В воскресенье, несколько оправившись от последствий запруды в собственной голове, я шёл на очередную встречу молодых поэтов с двумя письмами в сумке. Точнее, с двумя экземплярами одного и того же письма. Я был уверен: в этот день что-нибудь прояснится.

Поэтов собралось меньше обычного. Я опоздал, они уже обсуждали какую-то газетную статью, на меня вроде бы особого внимания не обратили. Как будто.
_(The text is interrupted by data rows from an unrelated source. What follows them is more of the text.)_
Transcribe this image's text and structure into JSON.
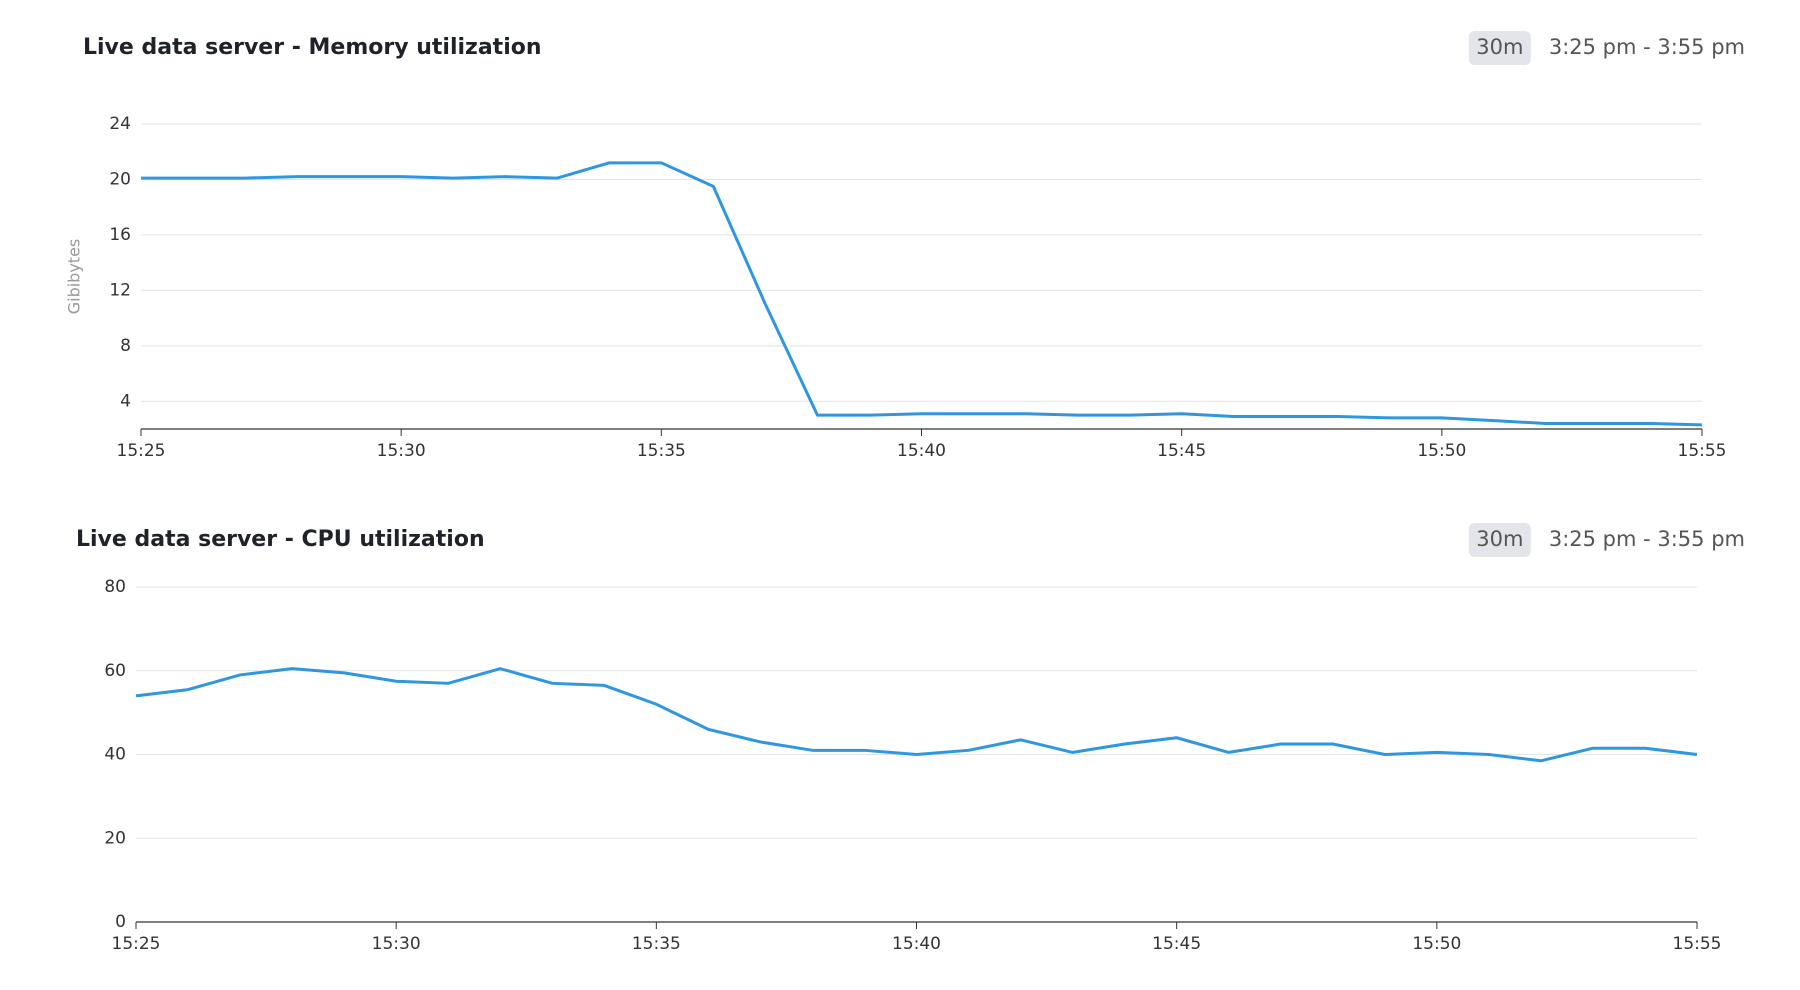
{
  "chart_data": [
    {
      "type": "line",
      "title": "Live data server - Memory utilization",
      "range_badge": "30m",
      "time_range": "3:25 pm - 3:55 pm",
      "y_label": "Gibibytes",
      "x": [
        "15:25",
        "15:26",
        "15:27",
        "15:28",
        "15:29",
        "15:30",
        "15:31",
        "15:32",
        "15:33",
        "15:34",
        "15:35",
        "15:36",
        "15:37",
        "15:38",
        "15:39",
        "15:40",
        "15:41",
        "15:42",
        "15:43",
        "15:44",
        "15:45",
        "15:46",
        "15:47",
        "15:48",
        "15:49",
        "15:50",
        "15:51",
        "15:52",
        "15:53",
        "15:54",
        "15:55"
      ],
      "values": [
        20.1,
        20.1,
        20.1,
        20.2,
        20.2,
        20.2,
        20.1,
        20.2,
        20.1,
        21.2,
        21.2,
        19.5,
        11,
        3.0,
        3.0,
        3.1,
        3.1,
        3.1,
        3.0,
        3.0,
        3.1,
        2.9,
        2.9,
        2.9,
        2.8,
        2.8,
        2.6,
        2.4,
        2.4,
        2.4,
        2.3
      ],
      "color": "#2f96e0",
      "ylim": [
        2,
        24
      ],
      "yticks": [
        4,
        8,
        12,
        16,
        20,
        24
      ],
      "xticks": [
        "15:25",
        "15:30",
        "15:35",
        "15:40",
        "15:45",
        "15:50",
        "15:55"
      ],
      "grid": true
    },
    {
      "type": "line",
      "title": "Live data server - CPU utilization",
      "range_badge": "30m",
      "time_range": "3:25 pm - 3:55 pm",
      "x": [
        "15:25",
        "15:26",
        "15:27",
        "15:28",
        "15:29",
        "15:30",
        "15:31",
        "15:32",
        "15:33",
        "15:34",
        "15:35",
        "15:36",
        "15:37",
        "15:38",
        "15:39",
        "15:40",
        "15:41",
        "15:42",
        "15:43",
        "15:44",
        "15:45",
        "15:46",
        "15:47",
        "15:48",
        "15:49",
        "15:50",
        "15:51",
        "15:52",
        "15:53",
        "15:54",
        "15:55"
      ],
      "values": [
        54,
        55.5,
        59,
        60.5,
        59.5,
        57.5,
        57,
        60.5,
        57,
        56.5,
        52,
        46,
        43,
        41,
        41,
        40,
        41,
        43.5,
        40.5,
        42.5,
        44,
        40.5,
        42.5,
        42.5,
        40,
        40.5,
        40,
        38.5,
        41.5,
        41.5,
        40
      ],
      "color": "#2f96e0",
      "ylim": [
        0,
        80
      ],
      "yticks": [
        0,
        20,
        40,
        60,
        80
      ],
      "xticks": [
        "15:25",
        "15:30",
        "15:35",
        "15:40",
        "15:45",
        "15:50",
        "15:55"
      ],
      "grid": true
    }
  ]
}
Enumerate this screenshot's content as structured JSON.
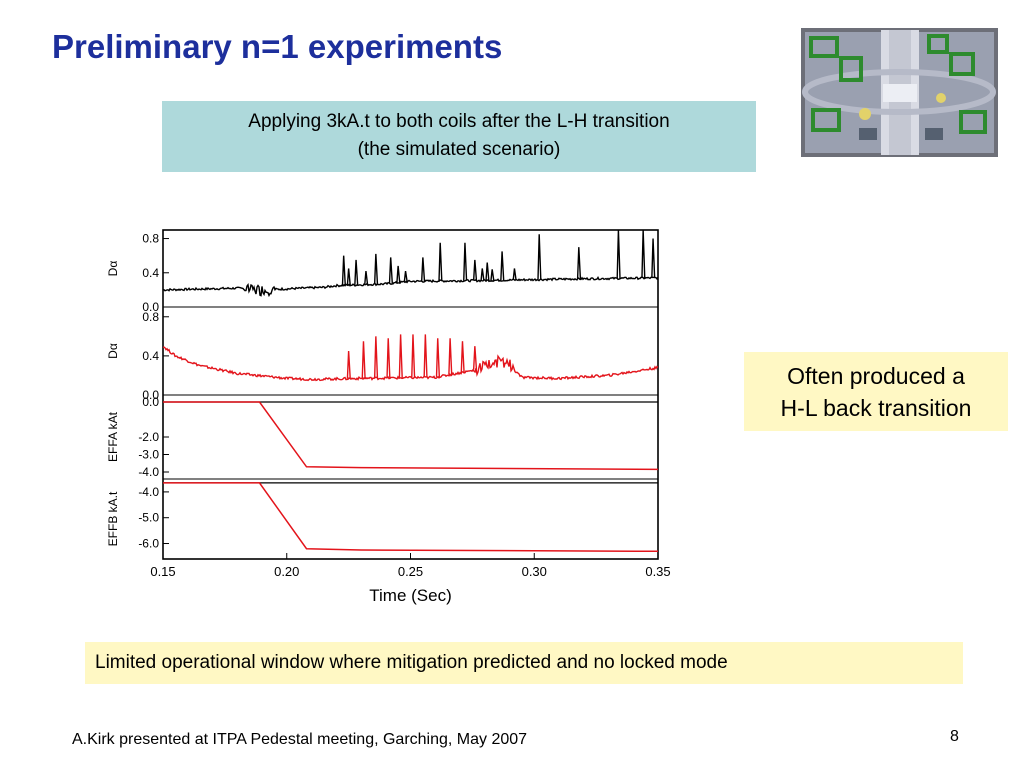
{
  "slide": {
    "title": "Preliminary n=1 experiments",
    "scenario_line1": "Applying 3kA.t to both coils after the L-H transition",
    "scenario_line2": "(the simulated scenario)",
    "note_line1": "Often produced a",
    "note_line2": "H-L back transition",
    "conclusion": "Limited operational window where mitigation predicted and no locked mode",
    "footer": "A.Kirk presented at ITPA Pedestal meeting, Garching, May 2007",
    "page_number": "8"
  },
  "image": {
    "description": "photo"
  },
  "colors": {
    "title": "#1d2f9c",
    "trace_black": "#000000",
    "trace_red": "#e3141b",
    "scenario_box": "#aed9db",
    "note_box": "#fff8c4"
  },
  "chart_data": {
    "type": "line",
    "xlabel": "Time (Sec)",
    "xlim": [
      0.15,
      0.35
    ],
    "x_ticks": [
      "0.15",
      "0.20",
      "0.25",
      "0.30",
      "0.35"
    ],
    "panels": [
      {
        "ylabel": "Dα",
        "ylim": [
          0.0,
          0.9
        ],
        "y_ticks": [
          "0.8",
          "0.4",
          "0.0"
        ],
        "color": "#000000",
        "baseline": [
          [
            0.15,
            0.2
          ],
          [
            0.18,
            0.22
          ],
          [
            0.19,
            0.2
          ],
          [
            0.215,
            0.23
          ],
          [
            0.22,
            0.25
          ],
          [
            0.24,
            0.27
          ],
          [
            0.25,
            0.3
          ],
          [
            0.28,
            0.31
          ],
          [
            0.32,
            0.33
          ],
          [
            0.35,
            0.34
          ]
        ],
        "spikes": [
          [
            0.223,
            0.6
          ],
          [
            0.225,
            0.45
          ],
          [
            0.228,
            0.55
          ],
          [
            0.232,
            0.42
          ],
          [
            0.236,
            0.62
          ],
          [
            0.242,
            0.58
          ],
          [
            0.245,
            0.48
          ],
          [
            0.248,
            0.42
          ],
          [
            0.255,
            0.58
          ],
          [
            0.262,
            0.75
          ],
          [
            0.272,
            0.75
          ],
          [
            0.276,
            0.55
          ],
          [
            0.279,
            0.45
          ],
          [
            0.281,
            0.52
          ],
          [
            0.283,
            0.44
          ],
          [
            0.287,
            0.65
          ],
          [
            0.292,
            0.45
          ],
          [
            0.302,
            0.85
          ],
          [
            0.318,
            0.7
          ],
          [
            0.334,
            0.9
          ],
          [
            0.344,
            0.9
          ],
          [
            0.348,
            0.8
          ]
        ]
      },
      {
        "ylabel": "Dα",
        "ylim": [
          0.0,
          0.9
        ],
        "y_ticks": [
          "0.8",
          "0.4",
          "0.0"
        ],
        "color": "#e3141b",
        "baseline": [
          [
            0.15,
            0.5
          ],
          [
            0.155,
            0.4
          ],
          [
            0.165,
            0.3
          ],
          [
            0.18,
            0.22
          ],
          [
            0.2,
            0.17
          ],
          [
            0.21,
            0.16
          ],
          [
            0.23,
            0.17
          ],
          [
            0.26,
            0.18
          ],
          [
            0.275,
            0.25
          ],
          [
            0.285,
            0.35
          ],
          [
            0.29,
            0.3
          ],
          [
            0.295,
            0.18
          ],
          [
            0.31,
            0.17
          ],
          [
            0.33,
            0.2
          ],
          [
            0.35,
            0.28
          ]
        ],
        "spikes": [
          [
            0.225,
            0.45
          ],
          [
            0.231,
            0.55
          ],
          [
            0.236,
            0.6
          ],
          [
            0.241,
            0.58
          ],
          [
            0.246,
            0.62
          ],
          [
            0.251,
            0.62
          ],
          [
            0.256,
            0.62
          ],
          [
            0.261,
            0.58
          ],
          [
            0.266,
            0.58
          ],
          [
            0.271,
            0.55
          ],
          [
            0.276,
            0.5
          ]
        ]
      },
      {
        "ylabel": "EFFA kAt",
        "ylim": [
          -4.4,
          0.4
        ],
        "y_ticks": [
          "0.0",
          "-2.0",
          "-3.0",
          "-4.0"
        ],
        "color": "#e3141b",
        "reference": 0.0,
        "line": [
          [
            0.15,
            0.0
          ],
          [
            0.189,
            0.0
          ],
          [
            0.208,
            -3.7
          ],
          [
            0.23,
            -3.75
          ],
          [
            0.35,
            -3.85
          ]
        ]
      },
      {
        "ylabel": "EFFB kA.t",
        "ylim": [
          -6.6,
          -3.5
        ],
        "y_ticks": [
          "-4.0",
          "-5.0",
          "-6.0"
        ],
        "color": "#e3141b",
        "reference": -3.65,
        "line": [
          [
            0.15,
            -3.65
          ],
          [
            0.189,
            -3.65
          ],
          [
            0.208,
            -6.2
          ],
          [
            0.23,
            -6.25
          ],
          [
            0.35,
            -6.3
          ]
        ]
      }
    ]
  }
}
Однако кое-кто наверняка затрепетал.

Спрашивать в лоб у старшего поэта, не подобрал ли кто в прошлый раз мой роман и не интересовался ли кто моим формуляром, я посчитал откровенно вульгарным. Но вместо этого вдруг выдал господам поэтам речь о романе как ритуале.

Жизнь не игра, — утверждал я, — а «великая охота». И предлагал вспомнить, каким образом охотились на мамонтов наши давние предки. Сначала охотники постились, то есть сосредотачивались, концентрировались духовно, затем приступали к непременному ритуалу. Ритуал состоял в том, — пояснял я, — что определённым образом символически обозначался мамонт, и охотники, впадая в транс, начинали священную пляску вокруг этого псевдомамонта, чтобы в конечном итоге его поразить. Только после подобного ритуала, если не поступало дурных знаков, охотники шли со своими каменными топорами и копьями на настоящих мамонтов и без особых проблем убивали реально. Однако если имелись дурные знаки, даже угроза голодной смерти не могла заставить охотников взяться за копья. Что всё это означало? — спрашивал я. И отвечал: гармоничное отношение к миру, всеединство. Ведь охотники, прежде чем убивать, имитировали убийство, обращаясь к миру с вопросом: «Смотри, вот что мы хотим сделать. Согласен ли ты? Есть ли мамонты, готовые умереть для нас?» Добрый знак означал, что мир согласен, и готовые умереть мамонты есть. Дурной знак выражал несогласие и неготовность. Так всё происходило, — возбуждал я сам себя, — и оставалось только после удачной охоты не забыть о благодарственной жертве для мира, ведь человек жил отнюдь не ради себя, но во всеединстве, и помнил об этом. А теперь, — продолжал я, — возьмём романиста. Его реальная жизнь фактически та же охота. А его роман — ритуал, запрос к миру. Он как бы вопрошает: «Мир, видишь, каким я хотел бы видеть тебя? Готов ли ты тронуться мне навстречу?» Если запрос искренен, остаётся ждать знаков. И не забыть о благодарственной жертве.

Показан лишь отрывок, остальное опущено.